Os supermercados como o Wal-Mart (EUA), o Carrefour (França), o Pick'n Pay (Africa do Sul), o Tesco (UK) e muitos outros começarão por sentir a falta de artigos de bens não convencionais, e a seguir progressivamente de artigos básicos, incluindo a fruta e os vegetais. Estes mercados escorraçaram em tempos os mercados locais, arruinando muitas mercearias e indústrias agrícolas locais. Estas actividades locais estão em vias de renascer e, à medida que voltarem a aparecer, estes mercados locais mais pequenos substituirão os supermercados.
O fim das operações no exterior e das cadeias de abastecimento
As empresas multinacionais vão perder rapidamente a possibilidade de utilizar mão-de-obra estrangeira, e de o fazer de forma barata. Mais uma vez, o comércio voltará a ser mais localizado. Isto significa que, se no nosso país não se construírem computadores, por exemplo, estes equipamentos atingirão preços tais que ficarão fora de mercado.
A indústria eletrônica vai seguir a mesma via das companhias de aviação. Podem sobreviver alguns equipamentos genéricos; alguns dos modelos mais baratos e mais úteis terão melhores condições de sobrevivência do que os modelos mais complexos e de origem mais remota. Nos países em que os custos da Internet não sejam mínimos, a utilização da Internet cairá drasticamente.
Os meios de comunicação ficarão reduzidos, desde o número de canais da TV, e do número de jornais distribuídos na mesma área, até ao número de revistas nos escaparates. Mas os blogs continuarão a aparecer, embora mais funcionais e orientados para a comunidade. Nalguns países – dependendo de há quanto tempo dispõem de infra-estruturas de Internet – os jornais desaparecerão totalmente sendo substituídos pela informação via Internet. Noutros países, principalmente onde a Internet é ainda uma indústria jovem, os jornais reclamarão todo o terreno perdido e a Internet pode vir a desaparecer.
Haverá cada vez mais pessoas a alugar, a ficar sem os seus carros e até mesmo sem os seus tele-móveis. O número dos pobres urbanos subirá a níveis alarmantes. Tudo isto representa o fim da escolha sem limites.
O reaparecimento das oficinas de reparações
Não mais poderemos permitir-nos a nossa cultura de desperdício. Se qualquer coisa se avariar, teremos que arranjar alguém – técnicos – que a conserte. As fianças e as garantias deixarão de ter qualquer valor.
As pessoas terão que voltar a aprender técnicas – não só como consertar coisas, mas também como fabricar coisas.

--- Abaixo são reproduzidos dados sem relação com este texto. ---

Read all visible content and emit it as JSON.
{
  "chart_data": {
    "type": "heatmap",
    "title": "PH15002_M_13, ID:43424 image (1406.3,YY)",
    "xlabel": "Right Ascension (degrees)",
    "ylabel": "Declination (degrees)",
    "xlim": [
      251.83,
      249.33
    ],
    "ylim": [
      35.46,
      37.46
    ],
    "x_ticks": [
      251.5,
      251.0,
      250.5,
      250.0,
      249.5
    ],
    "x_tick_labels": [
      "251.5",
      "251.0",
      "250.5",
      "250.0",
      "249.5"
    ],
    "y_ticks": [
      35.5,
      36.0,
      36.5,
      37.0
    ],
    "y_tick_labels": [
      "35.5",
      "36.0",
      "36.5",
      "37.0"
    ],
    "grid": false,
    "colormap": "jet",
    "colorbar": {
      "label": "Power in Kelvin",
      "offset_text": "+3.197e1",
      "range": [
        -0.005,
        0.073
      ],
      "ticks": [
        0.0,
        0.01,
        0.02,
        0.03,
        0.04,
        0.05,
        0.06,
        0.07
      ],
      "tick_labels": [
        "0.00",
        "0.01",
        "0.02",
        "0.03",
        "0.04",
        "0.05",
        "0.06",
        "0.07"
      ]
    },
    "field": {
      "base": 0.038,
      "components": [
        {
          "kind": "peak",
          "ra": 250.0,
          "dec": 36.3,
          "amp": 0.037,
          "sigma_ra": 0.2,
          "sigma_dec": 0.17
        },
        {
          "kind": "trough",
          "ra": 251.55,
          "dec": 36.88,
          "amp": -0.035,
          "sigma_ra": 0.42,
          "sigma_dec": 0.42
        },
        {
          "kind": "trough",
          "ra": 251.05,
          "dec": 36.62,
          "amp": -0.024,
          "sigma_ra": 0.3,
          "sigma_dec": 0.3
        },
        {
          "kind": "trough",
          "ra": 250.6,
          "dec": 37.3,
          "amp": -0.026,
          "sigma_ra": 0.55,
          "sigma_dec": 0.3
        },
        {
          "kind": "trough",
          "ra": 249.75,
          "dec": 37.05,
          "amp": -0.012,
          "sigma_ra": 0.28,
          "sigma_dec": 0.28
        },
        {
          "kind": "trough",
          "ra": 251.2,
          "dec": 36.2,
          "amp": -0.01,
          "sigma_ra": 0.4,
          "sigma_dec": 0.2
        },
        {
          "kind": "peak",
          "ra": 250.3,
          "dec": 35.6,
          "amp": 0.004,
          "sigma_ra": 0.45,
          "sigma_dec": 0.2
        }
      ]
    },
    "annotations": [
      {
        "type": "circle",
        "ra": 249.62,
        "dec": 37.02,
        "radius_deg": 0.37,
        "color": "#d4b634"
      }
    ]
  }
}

Quando os tampos das sanitas, ou as canas de pesca, ou pilhas de roupas deixarem de chegar em contentores às cidades costeiras, as indústrias locais terão que preencher esse vazio. Vai levar tempo e não vai ser fácil. As pessoas mais velhas (com aptidões) tornar-se-ão as novas celebridades.
O fim do capitalismo
Iremos assistir ao colapso do mercado de ações quando se perceber (nos mercados) não só que o crescimento econômico deixou de ter qualquer lógica, mas também que a escassez de energia acarreta o colapso de toda a arquitetura financeira que foi concebida assente nela – desde os mercados imobiliários, aos bancos, a indústrias inteiras, incluindo (evidentemente) as indústrias automóvel e alimentar. Obviamente, quando desaparecer a maioria dos bancos, também desaparecerá o capitalismo e o que restar do aparelho financeiro.
O dinheiro passará a ter pouco ou nenhum valor no futuro, e o comércio será feito via permutas e provavelmente de forma desorganizada. A agricultura tornar-se-á uma grande indústria, juntamente com outras formas de gestão de recursos (exploração mineira, florestas, etc.).
Desordem
Nem vale a pena referir que todas estas transições serão muito provavelmente acompanhadas de desagradáveis níveis de desordem pública. É muito provável que as autoridades lutem para manter a lei e a ordem um pouco por toda a parte. Os governos terão muita dificuldade em resolver os problemas das multidões subitamente empobrecidas. Estas lutas exercerão uma pressão adicional sobre as Relíquias do Petróleo Barato que subsistirem, por exemplo, os serviços municipais e as estradas. Quem é que os vai manter num mundo que deixa de os poder sustentar?
Um dos novos projetos (acima referido) será a agricultura, mas sem as máquinas nem os benefícios da tecnologia do mundo antigo. Provavelmente teremos que dar muita atenção ao solo se quisermos produzir algo de valor e em quantidade significativa. No novo mundo seremos especialmente vulneráveis a doenças e pandemias, e também à alteração climática. Com tantos problemas pela frente, as pessoas vão estrebuchar. As comunidades com artesãos talentosos e habilidosos, que trabalham em conjunto, deviam começar a preparar-se já. A partilha de um objetivo ou fé comum durante este período também beneficiaria esses grupos em relação aos que ficarem desmoralizados e perderem o norte.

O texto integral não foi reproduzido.